Note: The confidence intervals provided are 95% confidence intervals.
get_runs_aggregated_per_height_bin
method
This function is a utility method that uses previously discussed aggregate_runs_per_function
method to aggregate runs by their starting height.

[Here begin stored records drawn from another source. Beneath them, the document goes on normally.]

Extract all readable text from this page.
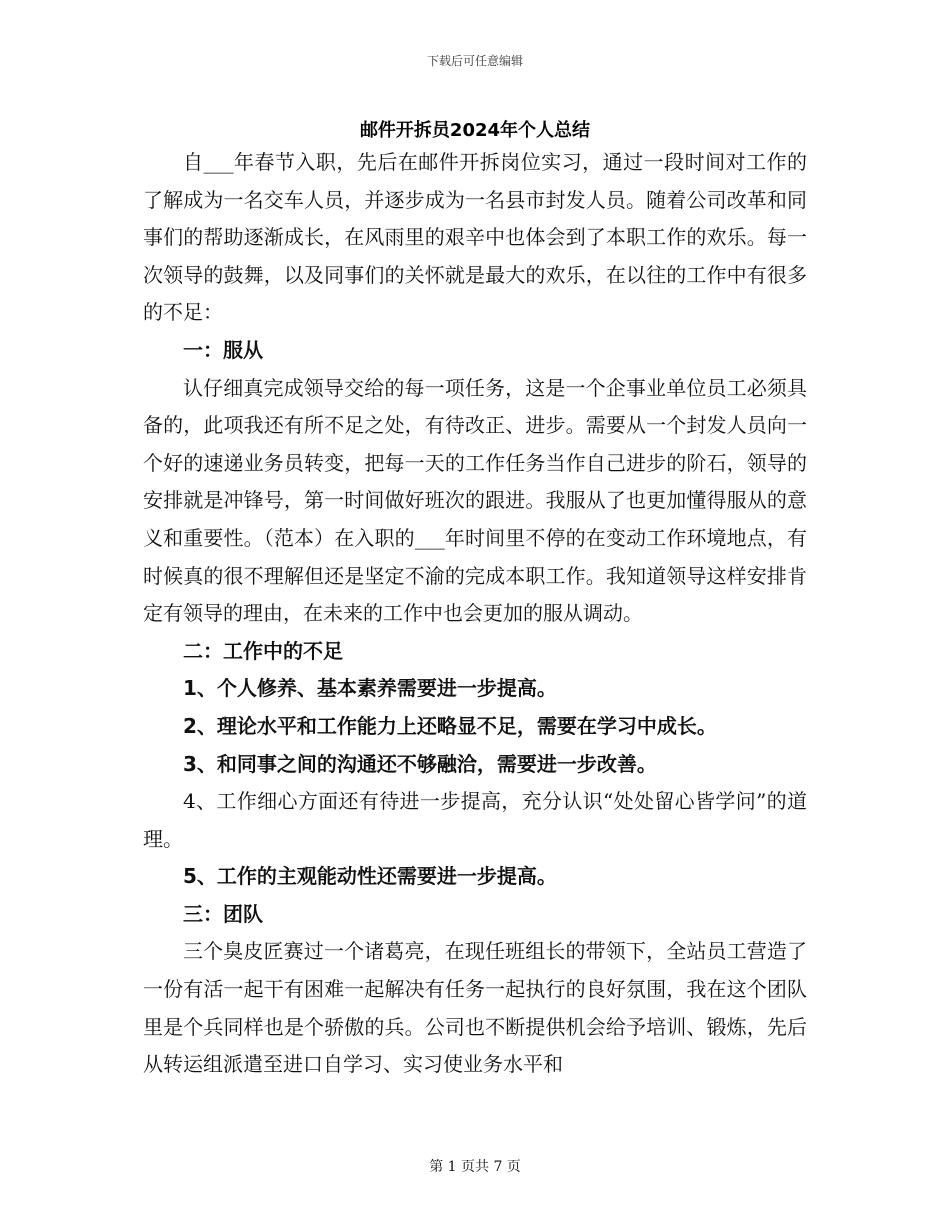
下载后可任意编辑
邮件开拆员2024年个人总结

自___年春节入职，先后在邮件开拆岗位实习，通过一段时间对工作的了解成为一名交车人员，并逐步成为一名县市封发人员。随着公司改革和同事们的帮助逐渐成长，在风雨里的艰辛中也体会到了本职工作的欢乐。每一次领导的鼓舞，以及同事们的关怀就是最大的欢乐，在以往的工作中有很多的不足：

一：服从

认仔细真完成领导交给的每一项任务，这是一个企事业单位员工必须具备的，此项我还有所不足之处，有待改正、进步。需要从一个封发人员向一个好的速递业务员转变，把每一天的工作任务当作自己进步的阶石，领导的安排就是冲锋号，第一时间做好班次的跟进。我服从了也更加懂得服从的意义和重要性。（范本）在入职的___年时间里不停的在变动工作环境地点，有时候真的很不理解但还是坚定不渝的完成本职工作。我知道领导这样安排肯定有领导的理由，在未来的工作中也会更加的服从调动。

二：工作中的不足

1、个人修养、基本素养需要进一步提高。

2、理论水平和工作能力上还略显不足，需要在学习中成长。

3、和同事之间的沟通还不够融洽，需要进一步改善。

4、工作细心方面还有待进一步提高，充分认识“处处留心皆学问”的道理。

5、工作的主观能动性还需要进一步提高。

三：团队

三个臭皮匠赛过一个诸葛亮，在现任班组长的带领下，全站员工营造了一份有活一起干有困难一起解决有任务一起执行的良好氛围，我在这个团队里是个兵同样也是个骄傲的兵。公司也不断提供机会给予培训、锻炼，先后从转运组派遣至进口自学习、实习使业务水平和

第 1 页共 7 页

This is useful when analysing model's performance relative to "hardness" of a given scenario (as the higher starting points tend to be more problematic -- the higher you are, the smaller is the object you are looking for).
For example this:
trajectories = load_all_runs_from_a_dir(pathlib.Path("all_logs/GPT4o-CityNew"))
plotter = CriterionPlotter(trajectories)
runs_aggregated_per_height = plotter.get_runs_aggregated_per_height_bin()
fig, ax = plt.subplots(nrows=1)
stats = plotter.plot_accuracy_in_aggregated_runs(
runs_aggregated_per_height,
ax,
success_criterion=lambda run: RunAnalyser(run).success_criterion_satisfied(threshold=10, check_claimed=True)
)
print(json.dumps(stats, indent=4))
would give you:
{
"30 - 40": {
"mean": 0.6731,
"std": 0.4691,
"sem": 0.06568558183307435,
"conf_int": [
0.5289,
0.7967
],
"n": 52,
"total_successes": 35
},
"40 - 50": {
"mean": 0.4324,
"std": 0.4954,
"sem": 0.08256893144064578,
"conf_int": [
0.271,
0.6051
],
"n": 37,
"total_successes": 16
},
"50 - 60": {
"mean": 0.2609,
"std": 0.4391,
"sem": 0.06545849153992007,
"conf_int": [
0.1427,
0.4113
],
"n": 46,
"total_successes": 12
},
"60 - 70": {
"mean": 0.2,
"std": 0.4,
"sem": 0.06405126152203486,
"conf_int": [
0.0905,
0.3565
],
"n": 40,
"total_successes": 8
},
"70 - 80": {
"mean": 0.102,
"std": 0.3027,
"sem": 0.043691267274371184,
"conf_int": [
0.034,
0.2223
],
"n": 49,
"total_successes": 5
},
"80 - 90": {
"mean": 0.1,
"std": 0.3,
"sem": 0.048038446141526144,
"conf_int": [
0.0279,
0.2366
],
"n": 40,
"total_successes": 4
},
"90 - 100": {
"mean": 0.0571,
"std": 0.2321,
"sem": 0.039807459772527774,
"conf_int": [
0.007,
0.1916
],
"n": 35,
"total_successes": 2
},
"100 - 110": {
"mean": 0.0,
"std": 0.0,
"sem": 0.0,
"conf_int": [
0.0,
0.975
],
"n": 1,
"total_successes": 0
}
}
Cool charts you can make
You may have noticed that our per-trajectory reports contain charts that are meant to visualise how the trajectory "went". If you'd like to make one yourself, this section is for you.
In short, to make them you need to use the RunVisualiser
class located in the analysis/run_visualiser.py
file. Thankfully, it's pretty straightforward to use:
import pathlib
from matplotlib import pyplot as plt
from mpl_toolkits.mplot3d import Axes3D
from analysis import load_all_runs_from_a_dir, RunVisualiser
def main():
trajectories = load_all_runs_from_a_dir(pathlib.Path("all_logs/Gemma27b-FS2"))
run = trajectories[0]
visualiser = RunVisualiser(run)
fig, ax = plt.subplots()
visualiser.plot_situation_awareness_chart(ax)
plt.show()
fig = plt.figure()
ax = Axes3D(fig)
fig.add_axes(ax)
visualiser.plot(ax)
plt.show()
if __name__ == "__main__":
main()
This will generate following charts:
This concludes this part of our tutorial. If you would like to see more examples, you can check out different scripts in analysis/
directory. Those are scripts that we've used -- they may or may not be useful to you.